We are building a Scattering Polarimeter to combine polarized and scattered light imaging in one imaging system. In this way, we want to realize fast and fully automated multi-modal imaging of tissue samples without need for image registration or manual work. Apart from hardware development, we work on the generation of multi-modal analysis tools to integrate information from the different imaging techniques.

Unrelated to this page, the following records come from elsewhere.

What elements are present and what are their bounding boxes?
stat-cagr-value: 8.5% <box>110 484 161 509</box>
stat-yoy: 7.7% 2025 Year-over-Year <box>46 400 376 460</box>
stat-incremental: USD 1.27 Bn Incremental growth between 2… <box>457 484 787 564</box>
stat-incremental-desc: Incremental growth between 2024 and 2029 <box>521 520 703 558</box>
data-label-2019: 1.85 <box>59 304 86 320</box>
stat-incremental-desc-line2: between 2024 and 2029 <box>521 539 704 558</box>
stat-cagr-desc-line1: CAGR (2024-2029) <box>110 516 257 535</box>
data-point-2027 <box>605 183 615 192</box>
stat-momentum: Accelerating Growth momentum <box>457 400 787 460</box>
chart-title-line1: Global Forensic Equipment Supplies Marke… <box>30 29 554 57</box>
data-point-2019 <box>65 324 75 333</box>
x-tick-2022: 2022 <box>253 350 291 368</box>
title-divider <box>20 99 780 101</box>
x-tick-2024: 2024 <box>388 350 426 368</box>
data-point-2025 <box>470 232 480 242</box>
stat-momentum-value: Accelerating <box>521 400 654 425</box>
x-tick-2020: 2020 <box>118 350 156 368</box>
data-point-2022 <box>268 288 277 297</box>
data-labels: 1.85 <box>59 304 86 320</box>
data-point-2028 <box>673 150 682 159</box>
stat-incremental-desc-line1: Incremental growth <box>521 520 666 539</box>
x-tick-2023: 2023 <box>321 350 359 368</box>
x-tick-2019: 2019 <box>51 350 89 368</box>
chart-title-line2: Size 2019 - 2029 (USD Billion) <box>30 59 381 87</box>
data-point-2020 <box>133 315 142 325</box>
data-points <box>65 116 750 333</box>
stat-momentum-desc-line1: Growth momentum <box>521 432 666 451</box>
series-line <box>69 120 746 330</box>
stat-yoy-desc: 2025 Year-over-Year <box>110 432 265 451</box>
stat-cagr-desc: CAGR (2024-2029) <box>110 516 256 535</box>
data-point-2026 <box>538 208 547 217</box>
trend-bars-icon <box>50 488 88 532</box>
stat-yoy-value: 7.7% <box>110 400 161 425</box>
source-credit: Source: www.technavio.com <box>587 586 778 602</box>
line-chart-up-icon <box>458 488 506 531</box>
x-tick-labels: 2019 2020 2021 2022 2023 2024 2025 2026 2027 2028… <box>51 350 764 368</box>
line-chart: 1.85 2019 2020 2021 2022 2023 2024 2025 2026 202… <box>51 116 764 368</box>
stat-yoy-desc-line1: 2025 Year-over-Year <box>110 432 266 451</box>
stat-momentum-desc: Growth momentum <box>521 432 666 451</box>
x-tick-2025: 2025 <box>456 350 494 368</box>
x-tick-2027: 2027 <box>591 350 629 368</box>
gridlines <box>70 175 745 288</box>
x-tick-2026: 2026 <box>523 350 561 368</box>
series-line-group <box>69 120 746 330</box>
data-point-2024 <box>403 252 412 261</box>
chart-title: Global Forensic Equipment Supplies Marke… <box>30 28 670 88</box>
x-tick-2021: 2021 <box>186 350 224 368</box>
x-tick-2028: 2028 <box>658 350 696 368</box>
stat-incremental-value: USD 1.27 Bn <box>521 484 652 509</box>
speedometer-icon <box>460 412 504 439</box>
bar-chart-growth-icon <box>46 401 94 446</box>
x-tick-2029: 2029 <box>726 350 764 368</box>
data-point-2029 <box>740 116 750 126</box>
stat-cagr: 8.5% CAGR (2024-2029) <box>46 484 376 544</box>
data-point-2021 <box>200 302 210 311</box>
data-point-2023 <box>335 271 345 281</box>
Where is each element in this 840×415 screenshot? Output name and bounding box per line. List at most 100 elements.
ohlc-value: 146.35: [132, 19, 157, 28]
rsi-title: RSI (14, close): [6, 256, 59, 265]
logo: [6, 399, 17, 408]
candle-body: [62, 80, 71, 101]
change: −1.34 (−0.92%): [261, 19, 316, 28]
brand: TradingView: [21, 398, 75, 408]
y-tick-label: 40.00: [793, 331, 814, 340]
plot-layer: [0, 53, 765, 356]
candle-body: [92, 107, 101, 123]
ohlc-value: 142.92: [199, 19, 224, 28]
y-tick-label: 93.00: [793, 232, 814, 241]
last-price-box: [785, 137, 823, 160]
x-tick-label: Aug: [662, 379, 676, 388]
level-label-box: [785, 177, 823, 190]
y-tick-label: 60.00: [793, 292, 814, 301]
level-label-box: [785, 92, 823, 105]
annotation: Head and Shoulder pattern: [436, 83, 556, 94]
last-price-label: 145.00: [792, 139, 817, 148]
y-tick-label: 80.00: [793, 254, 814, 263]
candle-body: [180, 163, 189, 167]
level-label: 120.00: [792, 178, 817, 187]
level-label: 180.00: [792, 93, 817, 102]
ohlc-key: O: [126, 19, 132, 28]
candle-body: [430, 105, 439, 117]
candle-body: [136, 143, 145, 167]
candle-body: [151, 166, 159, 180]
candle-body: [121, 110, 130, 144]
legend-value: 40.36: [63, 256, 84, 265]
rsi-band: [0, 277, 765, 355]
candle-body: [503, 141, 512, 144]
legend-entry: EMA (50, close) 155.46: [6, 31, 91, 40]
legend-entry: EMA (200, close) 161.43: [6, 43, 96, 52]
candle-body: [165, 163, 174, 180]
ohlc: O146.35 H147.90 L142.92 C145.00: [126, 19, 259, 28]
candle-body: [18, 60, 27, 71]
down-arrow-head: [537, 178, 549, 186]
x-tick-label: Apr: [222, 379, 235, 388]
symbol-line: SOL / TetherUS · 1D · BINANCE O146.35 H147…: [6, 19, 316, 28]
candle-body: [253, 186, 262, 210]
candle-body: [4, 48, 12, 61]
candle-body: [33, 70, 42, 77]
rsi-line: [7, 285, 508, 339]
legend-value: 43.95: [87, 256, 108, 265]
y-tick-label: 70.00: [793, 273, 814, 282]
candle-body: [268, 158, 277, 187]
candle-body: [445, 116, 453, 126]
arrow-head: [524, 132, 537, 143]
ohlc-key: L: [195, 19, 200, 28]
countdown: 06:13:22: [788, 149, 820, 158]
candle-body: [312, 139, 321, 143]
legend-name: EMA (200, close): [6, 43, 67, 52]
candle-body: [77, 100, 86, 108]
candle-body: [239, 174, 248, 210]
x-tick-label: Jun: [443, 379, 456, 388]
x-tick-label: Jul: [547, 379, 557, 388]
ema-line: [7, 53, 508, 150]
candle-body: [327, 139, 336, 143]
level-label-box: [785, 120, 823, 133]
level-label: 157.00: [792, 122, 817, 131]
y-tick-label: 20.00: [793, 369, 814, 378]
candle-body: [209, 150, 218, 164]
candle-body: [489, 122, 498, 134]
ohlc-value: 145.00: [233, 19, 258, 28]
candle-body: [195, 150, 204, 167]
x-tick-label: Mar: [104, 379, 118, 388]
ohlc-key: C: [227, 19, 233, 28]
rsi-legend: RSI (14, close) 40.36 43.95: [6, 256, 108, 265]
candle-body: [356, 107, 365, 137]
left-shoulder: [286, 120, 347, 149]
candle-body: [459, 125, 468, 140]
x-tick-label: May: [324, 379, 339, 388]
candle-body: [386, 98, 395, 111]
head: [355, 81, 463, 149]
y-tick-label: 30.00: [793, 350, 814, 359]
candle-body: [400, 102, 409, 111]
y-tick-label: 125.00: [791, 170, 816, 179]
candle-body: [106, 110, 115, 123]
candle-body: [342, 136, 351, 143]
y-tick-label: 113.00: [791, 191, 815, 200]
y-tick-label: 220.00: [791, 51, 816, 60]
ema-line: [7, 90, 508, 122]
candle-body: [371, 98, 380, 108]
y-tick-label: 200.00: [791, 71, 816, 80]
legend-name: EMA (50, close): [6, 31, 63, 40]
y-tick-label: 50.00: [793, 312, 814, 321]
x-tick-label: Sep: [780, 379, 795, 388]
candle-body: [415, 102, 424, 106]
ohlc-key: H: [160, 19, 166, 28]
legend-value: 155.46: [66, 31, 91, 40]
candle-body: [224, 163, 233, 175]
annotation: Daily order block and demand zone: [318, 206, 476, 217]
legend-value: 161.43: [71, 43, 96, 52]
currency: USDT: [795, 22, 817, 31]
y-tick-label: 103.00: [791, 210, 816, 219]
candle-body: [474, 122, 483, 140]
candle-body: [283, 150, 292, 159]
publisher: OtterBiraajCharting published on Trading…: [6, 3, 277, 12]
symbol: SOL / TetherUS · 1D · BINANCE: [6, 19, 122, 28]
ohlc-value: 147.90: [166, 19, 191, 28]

While Computational Scattered Light Imaging allows to determine multiple nerve fiber orientations for each pixel in the image plane, polarization microscopy provides the three-dimensional orientations of nerve fibers with high accuracy in regions without fiber crossings. As both techniques are compatible and complement each other, a combination of the two is highly beneficial, allowing for multi-modal brain imaging.

We explore broader applications of Computational Scattered Light Imaging beyond neuroanatomy, and study different healthy and diseased histological tissues.

As ComSLI is based on light scattering on micrometer-sized structures, it does not only allow the reconstruction of nerve fiber orientations, but also of other structures with similar dimensions and suitable refractive indices, like muscle or collagen fibers in various tissue types, such as oral and colorectal tissues. The image on the left shows a human tongue muscle measured with ComSLI. (A) Brightfield H&E image; annotated are (i) epithelium, (ii) stroma, and (iii) inner muscle layer. (B) Average scattering signal. (C) ComSLI fiber orientation map, color-coded according to colorwheel in (D). (D) Zoomed-in area from (C) including different fiber layers; fiber orientations are displayed as colored lines for every 25th pixel (for more details, see here).

New collagen fibers begin to grow atop pre-existing fibers in healthy tissue as soon as tumor cells proliferate and eventually metastasize. This growth of new fibrous connective tissue around the tumor nests, known as a desmoplastic reaction, also alters the organization of pre-existing structures within the extracellular matrix (ECM). Studies have demonstrated a correlation between the organization of collagen fibers and patient survival rates. Our research has yielded promising results, showing that ComSLI can effectively visualize changes associated with cancer in muscle and collagen fibers across various cancer types. These findings have significant implications for the potential clinical applications of ComSLI in predicting cancer progression. In collaboration with the Erasmus Medical Center in Rotterdam, we are exploring the use of ComSLI to analyze the fiber architecture of archived histological tissues as a potential prognostic marker.